Source: Axel Adler on X

As crypto analyst Axel Adler noted in a post on X, the formal transition to a bull market is not far away. The 200-day moving average at $63.9k needs to be breached and flipped into support.

Many market participants were convinced that the rally to $73.7k in March marked the end of the bull run and that the Bitcoin halving might not usher in another run since the cycle dynamics have changed.

The chart above shows that the October 2023-June 2024 was a bullish trend, but was this the true bull run? For example, in the previous cycle, the period from the Covid crash to the 2020 halving in May saw Bitcoin gain 157% in 10 weeks.

Therefore, a sizeable price rally into the halving event is not unprecedented. The length of the bullish period was rather long, extended by the Bitcoin spot ETF approval. Each cycle has its differences.

Holders’ behavior showed a market top was likely not yet in

Bitcoin: Profit-taking sparks questions over BTC’s bull run

Source: Axel Adler on X

Another chart from the same analyst showed that price appreciation periods are naturally accompanied by holders taking profits. This by itself does not mean the bull run is over.

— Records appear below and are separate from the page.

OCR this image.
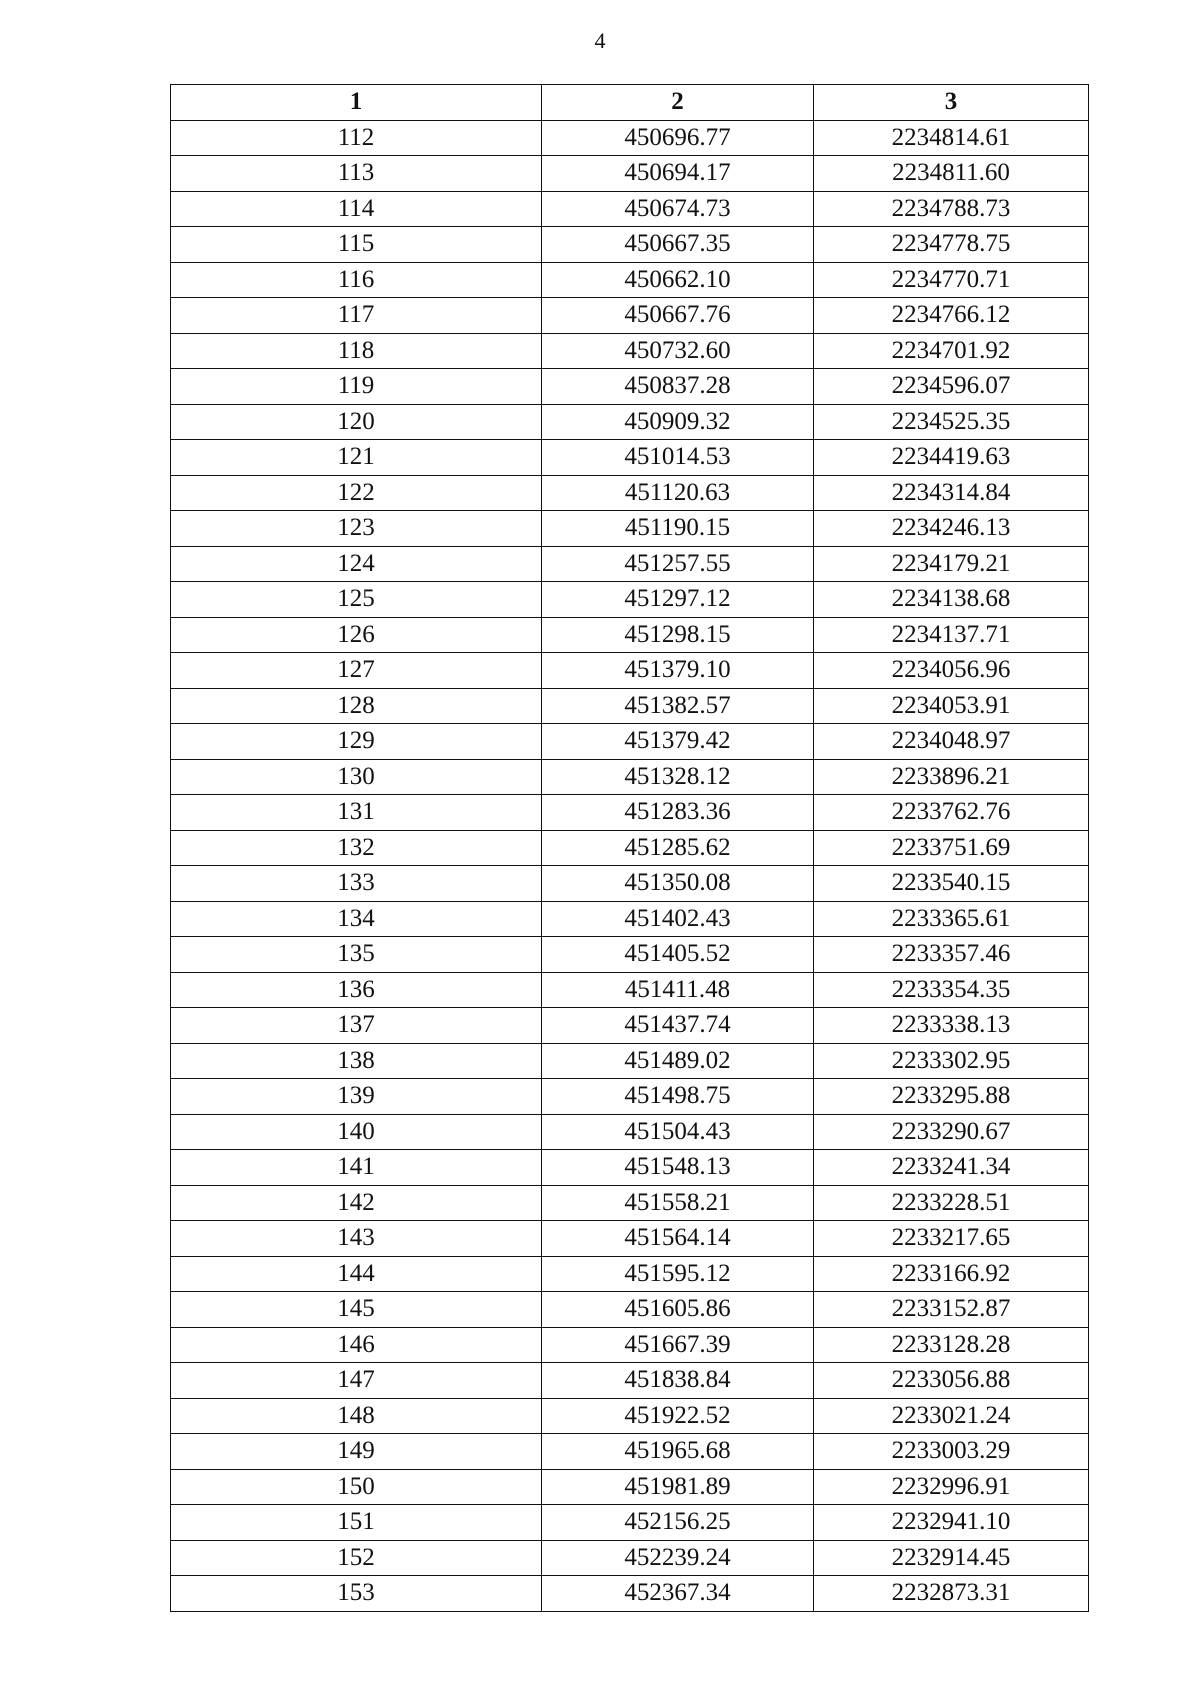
4
1	2	3
112	450696.77	2234814.61
113	450694.17	2234811.60
114	450674.73	2234788.73
115	450667.35	2234778.75
116	450662.10	2234770.71
117	450667.76	2234766.12
118	450732.60	2234701.92
119	450837.28	2234596.07
120	450909.32	2234525.35
121	451014.53	2234419.63
122	451120.63	2234314.84
123	451190.15	2234246.13
124	451257.55	2234179.21
125	451297.12	2234138.68
126	451298.15	2234137.71
127	451379.10	2234056.96
128	451382.57	2234053.91
129	451379.42	2234048.97
130	451328.12	2233896.21
131	451283.36	2233762.76
132	451285.62	2233751.69
133	451350.08	2233540.15
134	451402.43	2233365.61
135	451405.52	2233357.46
136	451411.48	2233354.35
137	451437.74	2233338.13
138	451489.02	2233302.95
139	451498.75	2233295.88
140	451504.43	2233290.67
141	451548.13	2233241.34
142	451558.21	2233228.51
143	451564.14	2233217.65
144	451595.12	2233166.92
145	451605.86	2233152.87
146	451667.39	2233128.28
147	451838.84	2233056.88
148	451922.52	2233021.24
149	451965.68	2233003.29
150	451981.89	2232996.91
151	452156.25	2232941.10
152	452239.24	2232914.45
153	452367.34	2232873.31
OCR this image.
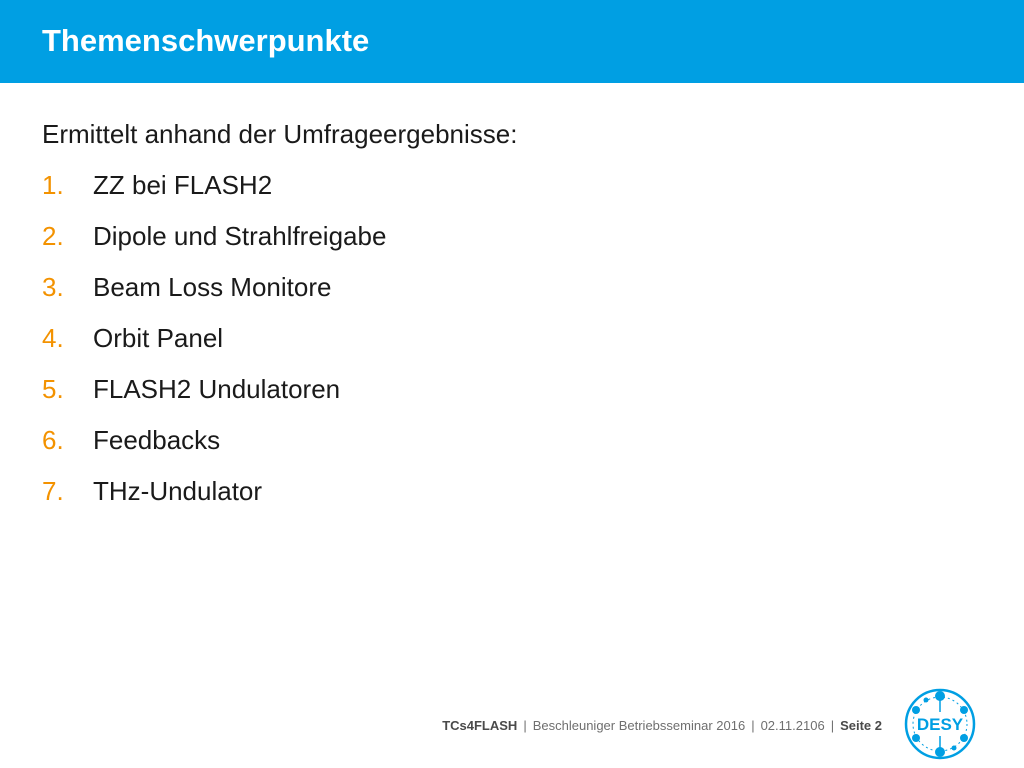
Themenschwerpunkte

Ermittelt anhand der Umfrageergebnisse:

1.	ZZ bei FLASH2
2.	Dipole und Strahlfreigabe
3.	Beam Loss Monitore
4.	Orbit Panel
5.	FLASH2 Undulatoren
6.	Feedbacks
7.	THz-Undulator
TCs4FLASH | Beschleuniger Betriebsseminar 2016 | 02.11.2106 | Seite 2 DESY
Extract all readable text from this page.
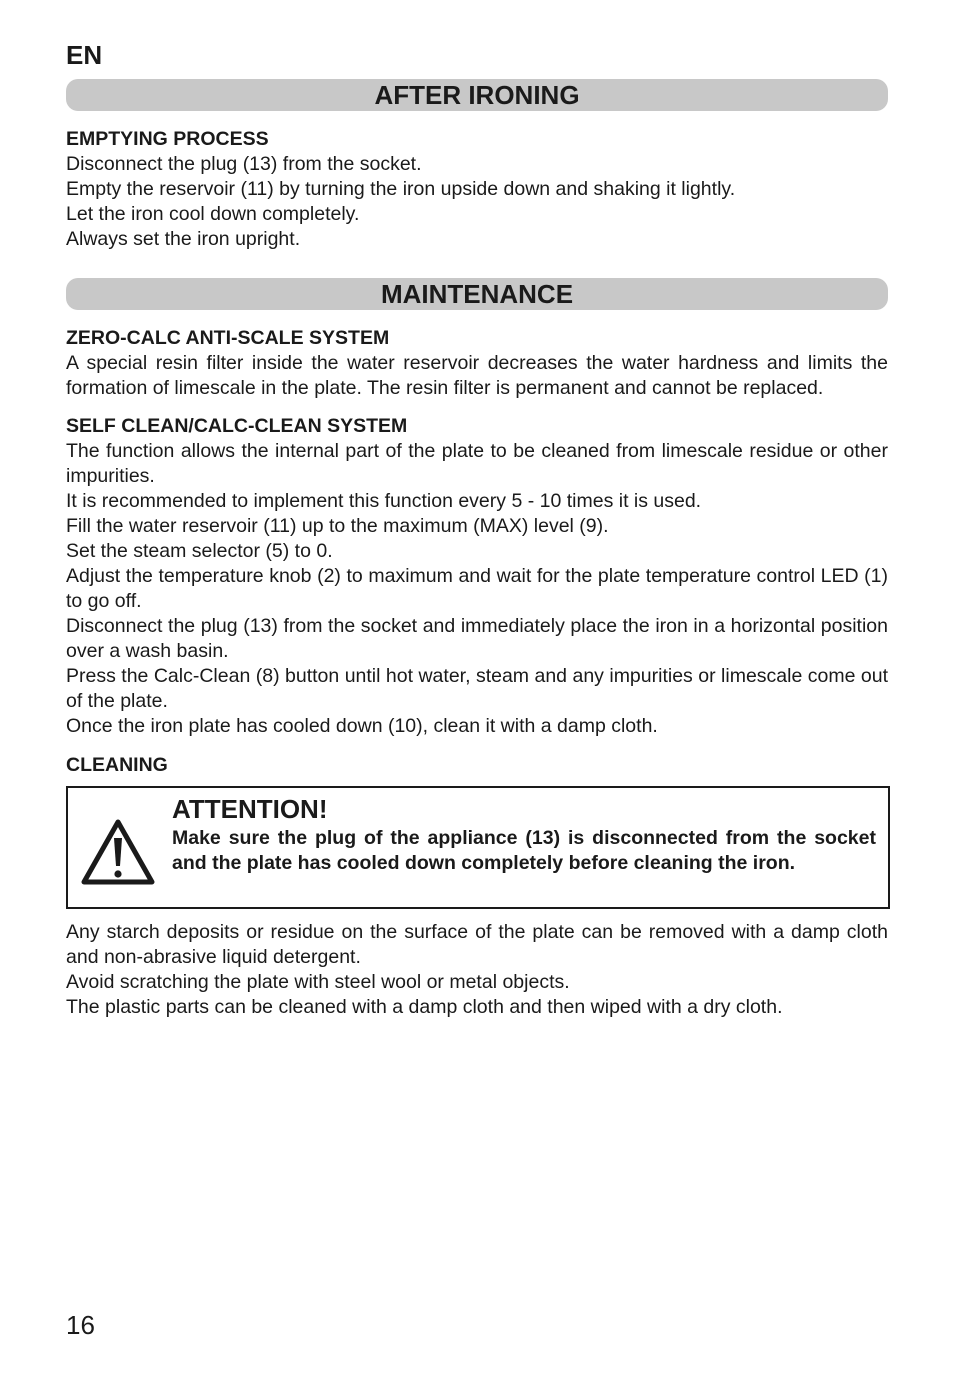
EN

AFTER IRONING

EMPTYING PROCESS

Disconnect the plug (13) from the socket.

Empty the reservoir (11) by turning the iron upside down and shaking it lightly.

Let the iron cool down completely.

Always set the iron upright.

MAINTENANCE

ZERO-CALC ANTI-SCALE SYSTEM

A special resin filter inside the water reservoir decreases the water hardness and limits the formation of limescale in the plate. The resin filter is permanent and cannot be replaced.

SELF CLEAN/CALC-CLEAN SYSTEM

The function allows the internal part of the plate to be cleaned from limescale residue or other impurities.

It is recommended to implement this function every 5 - 10 times it is used.

Fill the water reservoir (11) up to the maximum (MAX) level (9).

Set the steam selector (5) to 0.

Adjust the temperature knob (2) to maximum and wait for the plate temperature control LED (1) to go off.

Disconnect the plug (13) from the socket and immediately place the iron in a horizontal position over a wash basin.

Press the Calc-Clean (8) button until hot water, steam and any impurities or limescale come out of the plate.

Once the iron plate has cooled down (10), clean it with a damp cloth.

CLEANING

ATTENTION!

Make sure the plug of the appliance (13) is disconnected from the socket and the plate has cooled down completely before cleaning the iron.

Any starch deposits or residue on the surface of the plate can be removed with a damp cloth and non-abrasive liquid detergent.

Avoid scratching the plate with steel wool or metal objects.

The plastic parts can be cleaned with a damp cloth and then wiped with a dry cloth.

16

Additionally, the long-term holder/short-term holder spent output profit ratio (LTH/STH SOPR) was yet to push past the 7. This was a trend that marked the tops of the previous two cycles.

The period before the previous bull run saw a large price appreciation in 2019. This move was used to take profits. This took the SOPR from 2.6 to 1.1. Similarly the selling pressure of the past five months saw the metric go from 4.2 to 1.5.

Overall, the metrics still supported the idea of further price expansion for Bitcoin in the coming months.